Among his favorite authors, while at the University, we have been told he greatly delighted in the old dramatists, Webster, Heywood, and Fletcher. The grace and harmony of style and versification which he found particularly in the latter master became one of his favorite themes, and he often dwelt upon this excellence. He loved to repeat the sad old strains of Bion; and Aeschylus and Sophocles interested him deeply.

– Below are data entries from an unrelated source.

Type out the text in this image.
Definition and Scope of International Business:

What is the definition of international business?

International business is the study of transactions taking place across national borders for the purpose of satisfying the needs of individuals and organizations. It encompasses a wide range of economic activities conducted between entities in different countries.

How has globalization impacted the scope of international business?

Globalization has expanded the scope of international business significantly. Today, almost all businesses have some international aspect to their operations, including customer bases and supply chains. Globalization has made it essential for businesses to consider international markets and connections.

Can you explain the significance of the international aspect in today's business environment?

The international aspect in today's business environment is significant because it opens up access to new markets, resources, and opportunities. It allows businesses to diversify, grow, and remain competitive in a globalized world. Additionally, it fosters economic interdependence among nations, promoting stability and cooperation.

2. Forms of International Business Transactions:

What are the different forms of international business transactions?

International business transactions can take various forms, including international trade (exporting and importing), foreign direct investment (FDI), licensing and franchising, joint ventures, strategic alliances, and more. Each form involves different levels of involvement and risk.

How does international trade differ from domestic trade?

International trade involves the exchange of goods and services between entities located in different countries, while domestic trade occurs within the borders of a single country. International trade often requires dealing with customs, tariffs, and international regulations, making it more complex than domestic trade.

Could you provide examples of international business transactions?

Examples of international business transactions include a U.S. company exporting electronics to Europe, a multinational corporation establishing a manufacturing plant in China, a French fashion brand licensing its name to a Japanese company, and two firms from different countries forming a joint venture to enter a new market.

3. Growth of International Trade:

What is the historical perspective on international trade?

On leaving Cambridge, he took his degree and went immediately to London to reside with his father. It was a beautiful relation which always existed between the elder and the younger scholar; and now, as soon as Arthur had been entered on the boards of the Inner Temple, the father and son sat down to read law together. Legal studies occupied the young student till the month of October, 1832, when he became an inmate of the office of an eminent conveyancer in Lincoln’s Inn Fields. Although he applied himself diligently to obtain a sound practical knowledge of the profession he had chosen, his former habits of literary pursuit did not entirely desert him. During the winter he translated most of the sonnets in the “Vita Nuova,” and composed a dramatic sketch with Raffaello for the hero. About this period he wrote brief, but excellent, memoirs of Petrarch, Voltaire, and Burke, for the “Gallery of Portraits,” then publishing by the Society for the Diffusion of Useful Knowledge. But his time, when unoccupied at the office, was principally devoted to metaphysical research and the history of philosophical opinion. His spirits, sometimes apt to be graver than is the wont of youth, now became more animated and even gay, so that his family were cheered on to hope that his health was firmly gaining ground. The unpleasant symptoms which manifested themselves in his earlier years had almost entirely disappeared, when an attack of intermittent fever in the spring of 1833 gave the fatal blow to his constitution. In August, the careful, tender father took his beloved son into Germany, trusting to a change of climate for restoration. Travelling slowly, they lingered among the scenes connected with a literature and a history both were so familiar with, and many pleasant and profitable hours of delightful converse gladdened Arthur’s journey. It is difficult to picture a more interesting group of travellers through the picturesque regions they were again exploring.
No child was ever more ardently loved—nay, worshipped—by his father than Arthur Hallam. The parallel, perhaps, exists in Edmund Burke’s fond attachment for and subsequent calamity in the loss of his son Richard. That passage in the life of the great statesman is one of the most affecting in all biographical literature. “The son thus deeply lamented,” says Prior, “had always conducted himself with much filial duty and affection. Their confidence on all subjects was even more unreserved than commonly prevails between father and son, and their esteem for each other higher.... The son looked to the father as one of the first, if not the very first, character in history; the father had formed the very highest opinion of the talents of the son, and among his friends rated them superior to his own.” The same confiding companionship grew up between Henry Hallam and his eldest boy, and continued till “death set the seal of eternity” upon the young and gifted Arthur.